If a worker leaves the employer's premises to do a personal errand and is injured, he or she might not be entitled to workers' compensation benefits. However, if an employee is injured while returning from company-sponsored education classes, or goes to the restroom, visits the cafeteria, has a coffee break, or steps out of a nonsmoking office to smoke a cigarette, and is injured, workers' compensation boards and courts typically recognize that employers benefit from these "nonbusiness" employee conveniences, and often award compensation.

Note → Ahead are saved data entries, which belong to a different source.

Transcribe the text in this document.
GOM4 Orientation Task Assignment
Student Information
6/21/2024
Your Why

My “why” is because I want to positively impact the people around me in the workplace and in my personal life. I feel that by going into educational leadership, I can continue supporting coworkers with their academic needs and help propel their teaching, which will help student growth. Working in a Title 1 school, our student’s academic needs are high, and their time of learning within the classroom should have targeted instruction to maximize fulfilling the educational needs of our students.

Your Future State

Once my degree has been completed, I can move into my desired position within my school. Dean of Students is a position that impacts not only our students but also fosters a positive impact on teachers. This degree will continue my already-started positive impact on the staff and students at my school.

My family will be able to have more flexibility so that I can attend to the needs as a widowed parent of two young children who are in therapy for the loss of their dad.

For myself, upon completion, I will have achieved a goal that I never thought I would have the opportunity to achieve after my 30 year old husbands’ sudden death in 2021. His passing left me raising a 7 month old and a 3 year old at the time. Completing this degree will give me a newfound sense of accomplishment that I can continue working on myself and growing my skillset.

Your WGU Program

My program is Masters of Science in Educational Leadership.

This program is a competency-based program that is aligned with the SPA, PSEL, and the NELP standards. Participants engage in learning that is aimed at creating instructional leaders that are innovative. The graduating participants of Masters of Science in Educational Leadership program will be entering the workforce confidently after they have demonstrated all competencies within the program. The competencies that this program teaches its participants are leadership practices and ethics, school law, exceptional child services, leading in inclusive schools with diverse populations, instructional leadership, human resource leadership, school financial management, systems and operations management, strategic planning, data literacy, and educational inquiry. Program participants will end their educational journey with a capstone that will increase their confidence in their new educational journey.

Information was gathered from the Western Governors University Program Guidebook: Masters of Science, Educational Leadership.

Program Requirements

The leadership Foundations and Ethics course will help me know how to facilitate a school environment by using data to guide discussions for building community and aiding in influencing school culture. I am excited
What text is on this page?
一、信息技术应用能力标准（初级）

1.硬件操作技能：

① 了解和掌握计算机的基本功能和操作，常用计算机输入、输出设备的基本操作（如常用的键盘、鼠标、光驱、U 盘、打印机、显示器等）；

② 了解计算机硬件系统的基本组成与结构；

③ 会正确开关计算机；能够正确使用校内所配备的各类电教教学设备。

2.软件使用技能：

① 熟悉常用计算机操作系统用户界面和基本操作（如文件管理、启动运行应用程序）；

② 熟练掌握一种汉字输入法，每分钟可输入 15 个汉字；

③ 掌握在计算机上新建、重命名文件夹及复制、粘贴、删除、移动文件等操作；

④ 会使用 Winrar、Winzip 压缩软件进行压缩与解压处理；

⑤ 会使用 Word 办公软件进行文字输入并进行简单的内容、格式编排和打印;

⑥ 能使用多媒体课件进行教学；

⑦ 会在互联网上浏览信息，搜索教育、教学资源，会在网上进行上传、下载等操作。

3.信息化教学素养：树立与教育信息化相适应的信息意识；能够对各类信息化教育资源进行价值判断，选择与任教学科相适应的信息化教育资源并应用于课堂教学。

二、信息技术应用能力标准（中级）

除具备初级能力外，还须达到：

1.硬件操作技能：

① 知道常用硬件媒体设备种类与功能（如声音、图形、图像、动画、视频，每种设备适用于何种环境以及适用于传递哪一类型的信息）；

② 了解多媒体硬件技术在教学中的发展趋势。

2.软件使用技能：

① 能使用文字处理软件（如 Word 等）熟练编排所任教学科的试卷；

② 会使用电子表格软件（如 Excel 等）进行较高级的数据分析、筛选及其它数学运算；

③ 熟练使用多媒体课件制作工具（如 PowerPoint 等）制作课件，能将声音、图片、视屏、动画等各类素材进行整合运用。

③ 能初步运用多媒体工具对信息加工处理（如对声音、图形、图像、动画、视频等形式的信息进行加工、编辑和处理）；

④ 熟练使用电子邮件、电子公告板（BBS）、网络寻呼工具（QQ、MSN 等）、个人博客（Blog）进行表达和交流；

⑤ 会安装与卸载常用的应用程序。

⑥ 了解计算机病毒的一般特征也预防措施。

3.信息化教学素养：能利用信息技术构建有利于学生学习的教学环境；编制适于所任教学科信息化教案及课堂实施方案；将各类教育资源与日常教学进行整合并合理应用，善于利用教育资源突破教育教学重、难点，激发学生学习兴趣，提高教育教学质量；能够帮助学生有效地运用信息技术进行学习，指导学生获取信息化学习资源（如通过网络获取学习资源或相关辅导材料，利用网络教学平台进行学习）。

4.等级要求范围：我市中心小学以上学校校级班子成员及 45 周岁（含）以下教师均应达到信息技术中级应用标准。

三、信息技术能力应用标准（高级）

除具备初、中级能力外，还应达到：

What To Do If You Think You Have a Claim
Here are the first steps you should take if you are injured on the job:
Report the injury to your employer
If possible, report the injury in writing and keep a copy of the report for personal records.
Complete a claim form
No matter how your employer learns of the incident, it must offer you a claim form immediately. Until this claim form is completed, the employer has no obligation to provide you benefits. Make sure the claim form is filled out completely and specifically. Keep a copy of your completed claim form. Once your employer receives your claim form, it is then the employer's responsibility to immediately notify its workers' compensation insurance company and arrange medical assistance for you.
File the claim as soon as possible
If you are seeking to claim workers' compensation benefits, you should do so quickly. Any delay on your part could lead to potential snags or delays in receiving benefits. Immediately reporting injuries and filing a claim as soon as you decide to seek compensation increases the likelihood that benefits will begin quickly.
If a dispute should arise regarding the claim, you can seek help from the workers' compensation commissioner's office in your state, but you may also want to contact an experienced workers' compensation attorney. If you are unhappy with the decision in a hearing that was held to determine some aspect of your workers' compensation claim, procedures exist for you to appeal the unfavorable result. In some states, your first appeal must be made to a workers' compensation court of appeals. Once the workers' compensation appeals has made its ruling, or if no such appeals court exists, an appeal to your state's court can usually be commenced if you are still unsatisfied with the results of your workers' compensation case.
Getting Help With a Workers' Compensation Claim
The workers' compensation system of laws is designed to provide a straightforward method for employees to receive compensation for work-related injuries. However, workers' compensation laws vary from state to state, and have quite specific procedural requirements. If you have been injured at work, contacting a lawyer who specializes in workers' compensation or personal injury law is the best way to ensure that your rights will be protected. A lawyer can protect your rights in many ways. For example, if someone other than your employer or co-worker was partly at fault for your injury, you may be able to file a liability insurance claim against that person or business.
Additionally, if your accident is not covered by workers' compensation (for example, if you are an independent contractor or because the company does not have workers' compensation insurance), you may be entitled to bring legal action against someone for whom you were working, just as you could file a claim against any other person who caused you personal injury. In such a case, you may be able to recover compensation that you couldn't recover in a workers' compensation claim, including attorney fees, compensation for pain and suffering, and punitive damages (damages to punish the party who injured you).